Talk of Latin American pro-independence struggles or struggles against Spanish colonialism seldom mentions the contribution of women, but women were a part of them. The female cacique Urquía, for instance, played an important part in as a military commander in early anti-colonial struggles by Caribbean Native Americans. Likewise, Luisa Arranbide had a very active role in the first Venezuelan movements for independence and was taken prisoner by the Spanish government, then stripped naked and whipped in a public square in the centre of Caracas. During the War of Independence, Luisa Cáceres, the wife of General Arismendi, was taken prisoner and abused on Isla Margarita, Venezuela. Some guerilla group leaders were also women, such as Policarpa Salavarrieta in Colombia and Juanita Azurduy in Argentina and Bolivia.

But the most important of these women was probably MANUELITA SÁENZ DE BERGARA Y AIZPURU, the daughter of a top Spanish civil servant, born in Ecuador. Manuelita was given a well-rounded education for the time and married an English doctor, Dr. Thorne, who worked in Quito. When the War of Independence began, she became a fully-fledged member of the movement, and soon after met Simón Bolivar, whose wife had died some years earlier. They fell in love and began an intense relationship that earned Manuelita the name LA LIBERTADORA DEL LIBERTADOR (The liberator of the liberator). Their relationship lasted for eight years until Bolívar’s oligarch enemies managed to depose him and marginalise him in Santa Marta. Manuelita was exiled in Paita, a village on the south coast of Peru.

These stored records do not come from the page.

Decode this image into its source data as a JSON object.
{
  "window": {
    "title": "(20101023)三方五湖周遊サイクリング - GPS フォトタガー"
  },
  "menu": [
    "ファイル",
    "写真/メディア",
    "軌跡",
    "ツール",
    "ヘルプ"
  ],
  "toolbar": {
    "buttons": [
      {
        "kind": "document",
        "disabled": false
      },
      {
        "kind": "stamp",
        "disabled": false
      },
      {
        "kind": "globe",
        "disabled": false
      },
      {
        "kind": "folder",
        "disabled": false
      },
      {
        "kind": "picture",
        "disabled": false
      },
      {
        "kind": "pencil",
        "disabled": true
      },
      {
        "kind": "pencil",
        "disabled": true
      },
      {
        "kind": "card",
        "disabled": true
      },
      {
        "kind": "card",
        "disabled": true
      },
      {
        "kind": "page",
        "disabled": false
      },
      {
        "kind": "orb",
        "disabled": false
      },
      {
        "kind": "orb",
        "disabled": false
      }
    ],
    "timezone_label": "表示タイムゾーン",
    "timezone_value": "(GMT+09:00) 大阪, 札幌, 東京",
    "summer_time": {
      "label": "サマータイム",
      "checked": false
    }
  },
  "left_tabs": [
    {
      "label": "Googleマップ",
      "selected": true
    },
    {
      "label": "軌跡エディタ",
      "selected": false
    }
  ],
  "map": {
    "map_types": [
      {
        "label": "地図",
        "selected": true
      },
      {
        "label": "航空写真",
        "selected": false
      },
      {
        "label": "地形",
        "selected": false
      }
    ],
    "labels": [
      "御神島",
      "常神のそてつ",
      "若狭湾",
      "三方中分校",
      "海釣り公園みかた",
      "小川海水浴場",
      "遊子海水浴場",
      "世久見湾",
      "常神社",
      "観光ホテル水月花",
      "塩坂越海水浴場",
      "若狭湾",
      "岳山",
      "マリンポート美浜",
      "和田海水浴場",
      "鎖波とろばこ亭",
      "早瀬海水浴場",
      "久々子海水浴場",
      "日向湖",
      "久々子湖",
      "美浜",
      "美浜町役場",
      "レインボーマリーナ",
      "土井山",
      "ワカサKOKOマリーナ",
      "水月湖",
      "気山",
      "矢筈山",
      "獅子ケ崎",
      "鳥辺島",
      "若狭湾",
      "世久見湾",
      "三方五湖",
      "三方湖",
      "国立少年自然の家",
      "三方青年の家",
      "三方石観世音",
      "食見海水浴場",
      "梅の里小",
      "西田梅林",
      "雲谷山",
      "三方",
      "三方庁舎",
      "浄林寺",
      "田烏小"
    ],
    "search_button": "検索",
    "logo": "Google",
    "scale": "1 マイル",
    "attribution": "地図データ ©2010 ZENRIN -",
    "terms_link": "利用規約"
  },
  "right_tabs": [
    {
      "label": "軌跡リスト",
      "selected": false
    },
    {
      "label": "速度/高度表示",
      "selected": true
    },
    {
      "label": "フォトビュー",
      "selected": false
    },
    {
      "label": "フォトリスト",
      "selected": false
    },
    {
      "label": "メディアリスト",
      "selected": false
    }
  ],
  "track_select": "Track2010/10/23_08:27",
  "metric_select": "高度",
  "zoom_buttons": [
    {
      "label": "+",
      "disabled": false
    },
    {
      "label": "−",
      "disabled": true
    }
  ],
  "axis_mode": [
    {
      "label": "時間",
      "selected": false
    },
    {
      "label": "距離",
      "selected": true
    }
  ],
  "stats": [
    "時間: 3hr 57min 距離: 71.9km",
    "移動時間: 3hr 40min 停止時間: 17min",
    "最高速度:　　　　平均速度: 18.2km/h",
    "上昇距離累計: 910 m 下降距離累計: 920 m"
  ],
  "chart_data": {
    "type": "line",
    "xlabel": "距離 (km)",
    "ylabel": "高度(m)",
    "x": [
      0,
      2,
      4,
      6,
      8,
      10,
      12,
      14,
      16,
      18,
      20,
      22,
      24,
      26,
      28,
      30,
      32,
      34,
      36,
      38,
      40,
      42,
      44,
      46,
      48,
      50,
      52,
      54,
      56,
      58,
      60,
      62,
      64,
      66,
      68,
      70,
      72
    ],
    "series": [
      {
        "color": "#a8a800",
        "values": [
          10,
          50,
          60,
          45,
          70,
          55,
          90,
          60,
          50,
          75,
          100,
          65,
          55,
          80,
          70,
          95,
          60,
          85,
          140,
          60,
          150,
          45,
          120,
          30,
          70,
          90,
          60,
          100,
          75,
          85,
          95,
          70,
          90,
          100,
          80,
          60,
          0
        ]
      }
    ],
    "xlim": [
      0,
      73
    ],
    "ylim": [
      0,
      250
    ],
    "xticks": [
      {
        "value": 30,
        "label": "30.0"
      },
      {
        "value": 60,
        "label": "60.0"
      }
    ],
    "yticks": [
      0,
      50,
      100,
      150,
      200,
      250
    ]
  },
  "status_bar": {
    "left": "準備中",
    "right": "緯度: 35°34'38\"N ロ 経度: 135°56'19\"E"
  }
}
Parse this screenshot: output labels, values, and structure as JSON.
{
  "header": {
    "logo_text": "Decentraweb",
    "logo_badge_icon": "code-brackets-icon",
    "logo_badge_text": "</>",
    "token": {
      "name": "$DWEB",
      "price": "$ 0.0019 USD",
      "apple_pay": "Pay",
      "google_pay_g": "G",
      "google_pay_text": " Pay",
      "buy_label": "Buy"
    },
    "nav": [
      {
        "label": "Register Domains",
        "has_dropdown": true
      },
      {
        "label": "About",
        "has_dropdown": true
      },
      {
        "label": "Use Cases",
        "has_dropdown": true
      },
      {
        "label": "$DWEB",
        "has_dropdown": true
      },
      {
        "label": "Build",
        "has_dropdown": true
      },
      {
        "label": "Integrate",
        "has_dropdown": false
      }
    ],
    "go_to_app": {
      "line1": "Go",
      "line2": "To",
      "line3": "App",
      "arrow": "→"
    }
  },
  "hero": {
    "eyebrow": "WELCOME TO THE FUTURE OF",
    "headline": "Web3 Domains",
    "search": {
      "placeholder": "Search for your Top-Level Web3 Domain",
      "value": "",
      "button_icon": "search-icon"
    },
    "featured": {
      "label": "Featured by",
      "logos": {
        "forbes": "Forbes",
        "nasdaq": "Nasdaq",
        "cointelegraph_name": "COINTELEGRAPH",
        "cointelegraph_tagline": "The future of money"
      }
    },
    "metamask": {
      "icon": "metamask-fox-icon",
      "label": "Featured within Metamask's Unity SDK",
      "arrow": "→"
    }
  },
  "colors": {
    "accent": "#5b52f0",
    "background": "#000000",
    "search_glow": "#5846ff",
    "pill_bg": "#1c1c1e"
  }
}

Bolívar died months afterwards, and Manuelita lived to the age of seventy-one in her village of exile, where she died.

This film tells the story of Manuelita’s life.

I’m PedroMari Urrutikoetxea and am Basque and Venezuelan. I’ve been in Euskal Herria for more than thirty years, but before that I lived in Venezuela for many years, where I was a member of different rebel movements after 1964.

I’ve also lived and worked in other countries.

I wanted to show this film because I think Manuelita is someone who deserves to be known.